Desapegar, para alguns seres humanos, é algo complicado. Com a intenção de conseguir tal intento, decidi procurar o Tempo, na tentativa de aprender o modo como ele faz para ser tão desapegado de tudo e de todos. Encontrei-o a se perder pelo espaço afora. Compromisso não marcado, encontro casual, já que o Tempo não é gado, mas água que flui, e ele ao passar pelo leito de muitas vidas, passado já é.
Na reunião, o Tempo não estava bom para ninguém! E como uma criança que abre a boca, come e sai a correr, para, só depois, voltar e terminar o intermitente momento da refeição, ele assim agia comigo. Mal começava a falar, saía a passar pelo mundo afora, para, só depois, retornar e retomar a conversa, tudo isso, em intermináveis intervalos de um piscar de olhos.

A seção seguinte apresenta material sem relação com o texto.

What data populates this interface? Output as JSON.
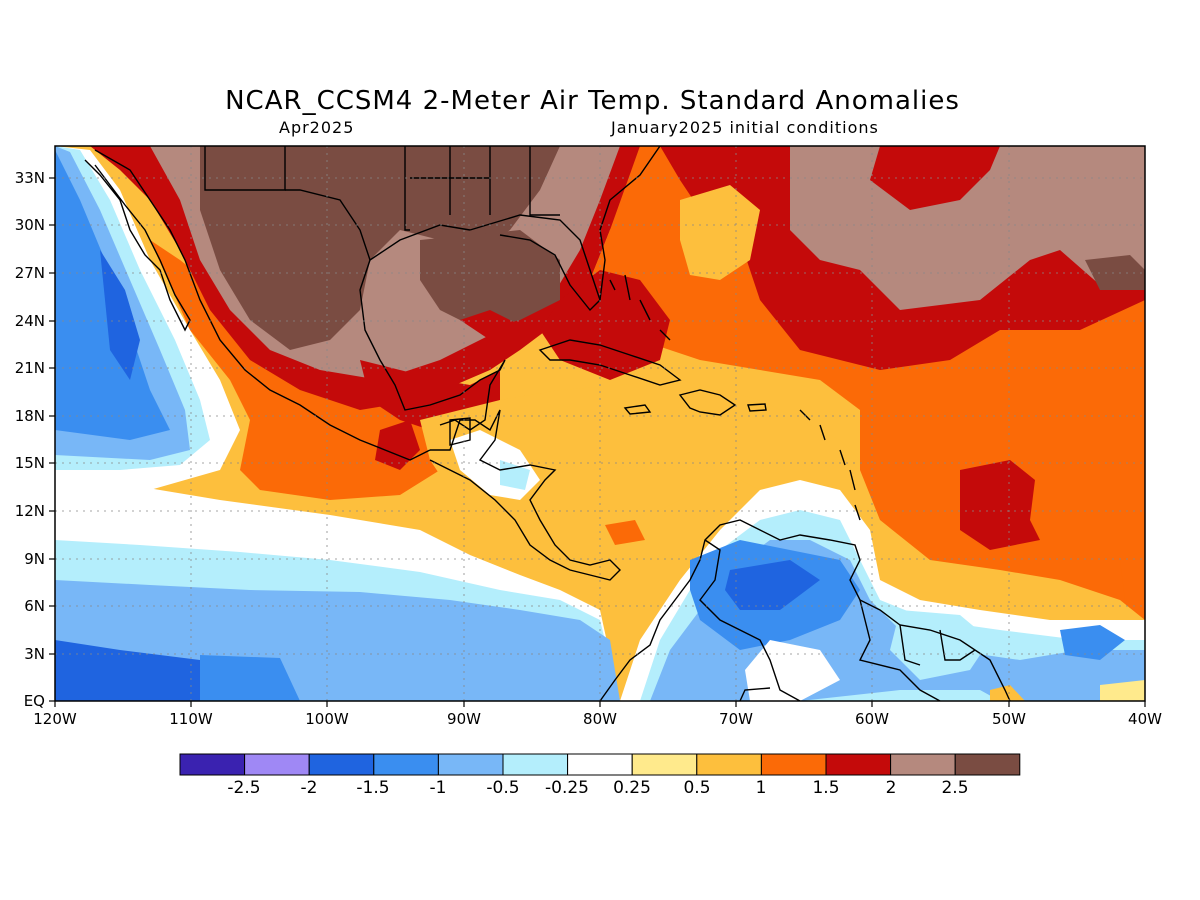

Na difícil arte do desapego, não existe mestre maior do que o Tempo. Ele perpassa por coisas e eras, por inúmeras gerações de homens e de feras, sem se deixar prender a momentos saudosistas, simplesmente, seguindo adiante. Mantendo a mística de consolador, de inspirador de redenções, de renovador da esperança, todavia, repito, sem se apegar, apenas incentivando.